Я говорил мягко, мягче, чем мне хотелось... Было тихо, пока я договорил до конца. И Валерий Антонов, глядя на меня своими разноцветными — зеленым и голубым — глазами, казалось, меня понял, чувства, владевшие нами в молодости, воскресли, устремились навстречу друг другу... Мне отнюдь не хотелось выглядеть мстительным иудеем, "простим друг друга и обнимемся, братие", мерцало у меня в голове, пока я говорил... Однако сценарий диктовал другое.
Обиженно, зло заговорил Толмачев. К Герту всегда хорошо относились в журнале, а он?.. На кого поднял руку — на гордость нашей литературы, на жертву культа личности — Марину Цветаеву!..

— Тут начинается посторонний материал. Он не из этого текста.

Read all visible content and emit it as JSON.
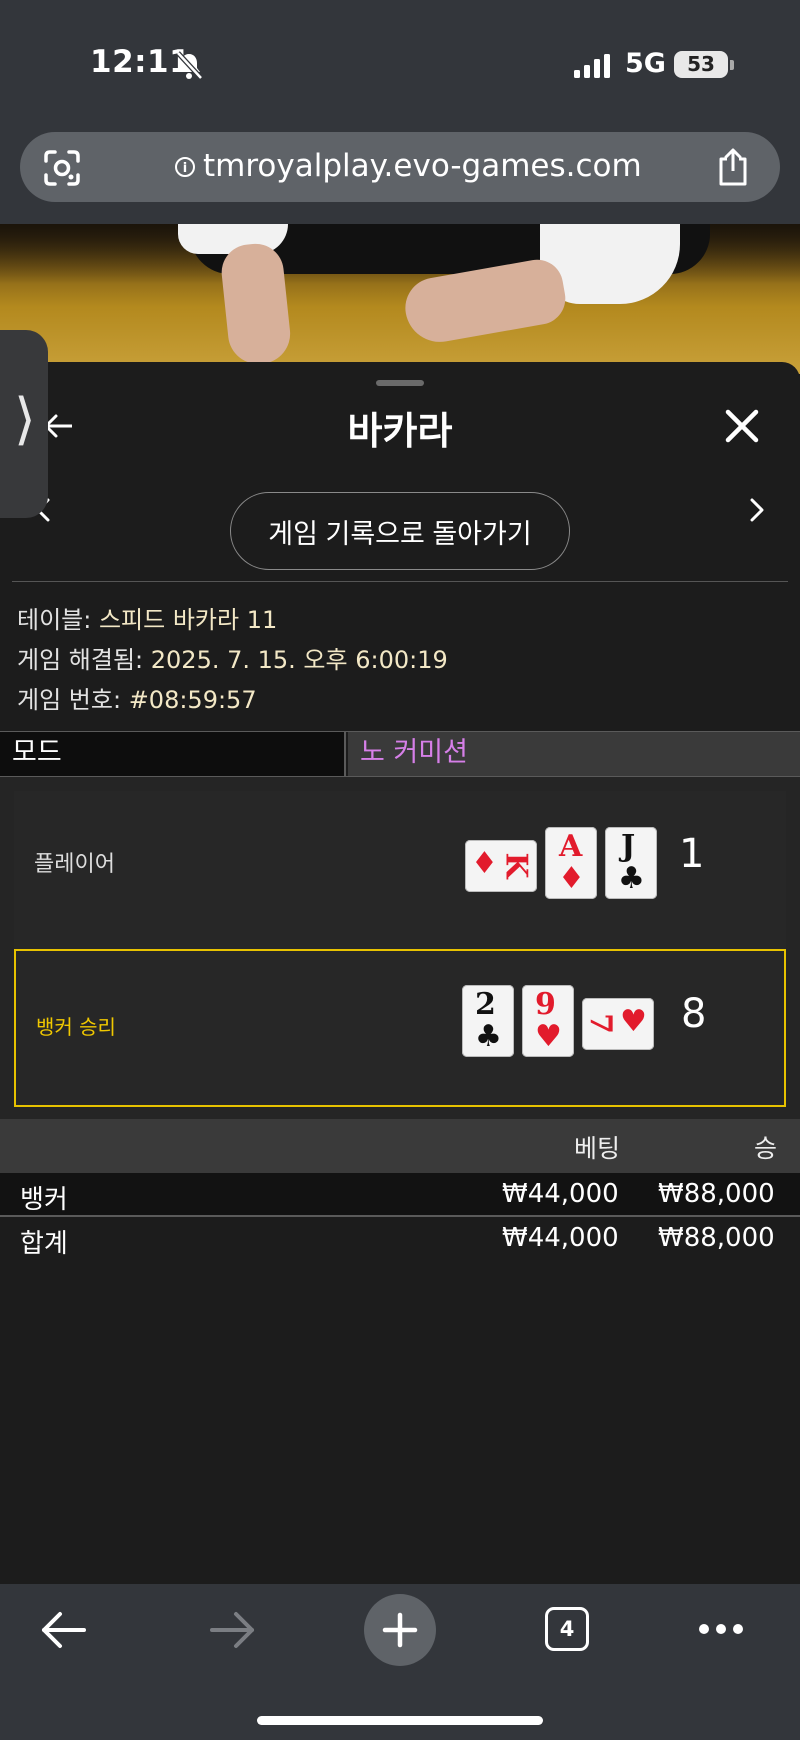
{
  "status": {
    "time": "12:11",
    "network": "5G",
    "battery": "53"
  },
  "browser": {
    "url": "tmroyalplay.evo-games.com",
    "tab_count": "4"
  },
  "panel": {
    "title": "바카라",
    "back_to_history": "게임 기록으로 돌아가기",
    "table_label": "테이블:",
    "table_value": "스피드 바카라 11",
    "resolved_label": "게임 해결됨:",
    "resolved_value": "2025. 7. 15. 오후 6:00:19",
    "game_no_label": "게임 번호:",
    "game_no_value": "#08:59:57",
    "mode_label": "모드",
    "mode_value": "노 커미션"
  },
  "hands": {
    "player": {
      "label": "플레이어",
      "score": "1",
      "cards": [
        {
          "rank": "K",
          "suit": "♦",
          "color": "red",
          "orientation": "horizontal"
        },
        {
          "rank": "A",
          "suit": "♦",
          "color": "red",
          "orientation": "vertical"
        },
        {
          "rank": "J",
          "suit": "♣",
          "color": "black",
          "orientation": "vertical"
        }
      ]
    },
    "banker": {
      "label": "뱅커 승리",
      "score": "8",
      "cards": [
        {
          "rank": "2",
          "suit": "♣",
          "color": "black",
          "orientation": "vertical"
        },
        {
          "rank": "9",
          "suit": "♥",
          "color": "red",
          "orientation": "vertical"
        },
        {
          "rank": "7",
          "suit": "♥",
          "color": "red",
          "orientation": "horizontal"
        }
      ]
    }
  },
  "bets": {
    "headers": {
      "bet": "베팅",
      "win": "승"
    },
    "rows": [
      {
        "name": "뱅커",
        "bet": "₩44,000",
        "win": "₩88,000"
      }
    ],
    "total": {
      "name": "합계",
      "bet": "₩44,000",
      "win": "₩88,000"
    }
  },
  "colors": {
    "winner_border": "#e7c200",
    "mode_value": "#d67fe8",
    "red_suit": "#e21b2c"
  }
}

— Позвольте мне, — сказал Морис, — По-моему, Герт ни на кого не поднимал руки. У вас, Геннадий Иванович, свое мнение об очерке, у него — свое, и он имеет на это полное право. Кстати, чтобы его отстоять, Герту пришлось уйти из редакции... Но я о другом. Если уж вы, Геннадий Иванович, такой завзятый плюралист, почему вам было не напечатать очерк целиком, без купюр, снабдив авторитетным комментарием?.. Вместо этого в добрых старых традициях вы препарировали очерк на свой лад, выбросили из него, скажем, упоминание о Каннегиссере и Фанни Каплан, к которым Цветаева относилась с явной симпатией, и оставили только те места, где евреи представлены негативно... Такую Цветаеву вы и преподнесли читателю. Кто и на кого, стало быть, поднял руку на самом деле?..
Примерно о том же, но в ином, академическом стиле говорил Жовтис: компетентность публикации, принятые в мировой практике правила, искажения текста... Необходимость квалифицированного комментария...

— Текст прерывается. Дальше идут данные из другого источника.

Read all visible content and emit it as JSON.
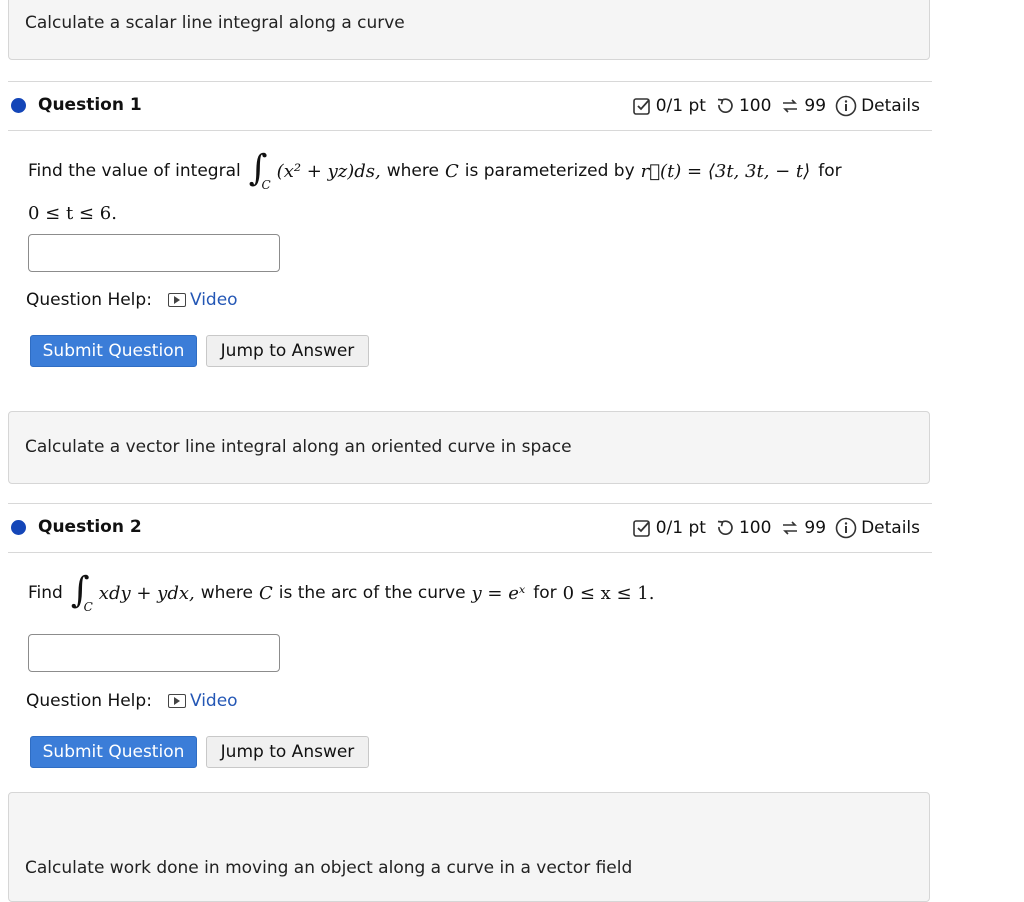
{
  "sections": [
    {
      "title": "Calculate a scalar line integral along a curve"
    },
    {
      "title": "Calculate a vector line integral along an oriented curve in space"
    },
    {
      "title": "Calculate work done in moving an object along a curve in a vector field"
    }
  ],
  "questions": [
    {
      "label": "Question 1",
      "score": "0/1 pt",
      "retries": "100",
      "attempts": "99",
      "details": "Details",
      "text_prefix": "Find the value of integral",
      "integrand": "(x² + yz)ds,",
      "integral_sub": "C",
      "text_middle": "where",
      "curve_var": "C",
      "text_middle2": "is parameterized by",
      "param": "r⃗(t) = ⟨3t, 3t, − t⟩",
      "text_suffix": "for",
      "range": "0 ≤ t ≤ 6.",
      "answer_value": "",
      "help_label": "Question Help:",
      "video_label": "Video",
      "submit_label": "Submit Question",
      "jump_label": "Jump to Answer"
    },
    {
      "label": "Question 2",
      "score": "0/1 pt",
      "retries": "100",
      "attempts": "99",
      "details": "Details",
      "text_prefix": "Find",
      "integrand": "xdy + ydx,",
      "integral_sub": "C",
      "text_middle": "where",
      "curve_var": "C",
      "text_middle2": "is the arc of the curve",
      "curve_eq": "y = eˣ",
      "text_suffix": "for",
      "range": "0 ≤ x ≤ 1.",
      "answer_value": "",
      "help_label": "Question Help:",
      "video_label": "Video",
      "submit_label": "Submit Question",
      "jump_label": "Jump to Answer"
    }
  ],
  "colors": {
    "accent": "#3b7dd8",
    "dot": "#1446b8",
    "link": "#2457b5"
  },
  "icons": [
    "checkbox-score-icon",
    "retry-icon",
    "attempts-icon",
    "info-icon",
    "video-icon"
  ]
}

— Да ведь мы же дали комментарий!.. — выкрикнул Слава Киктенко, черноволосый, с заросшим черной щетиной лицом, взблескивая черными, самолюбиво-раздраженными глазами. — Прислала материал и прокомментировала его профессор Козлова, из Москвы!
— Кто такая это Козлова? Среди специалистов по творчеству Марины Цветаевой такой не значится. Профессор?.. Да мало ли кто становился у нас профессором — в годы застоя! И малограмотная врезка к публикации, которую вы называете комментарием, лучше всего это подтверждает...
— А разве профессор Жовтис стал профессором не в годы застоя? — ухмыляясь, выкрикнул Валерий Антонов. Раздался смех.
— Уважаемый Александр Лазаревич, студентом которого я был, читал нам курс по фольклору, — через плечо бросил сидевший к Жовтису спиной Толмачев. — Какое отношение имеет он к советской литературе?
— Отчего же?.. Я читал двадцать лет назад курс по фольклору, а кроме того — и девятнадцатый век, и стиховедение, и советскую литературу, и не только читал — мои книги выходили в разных странах...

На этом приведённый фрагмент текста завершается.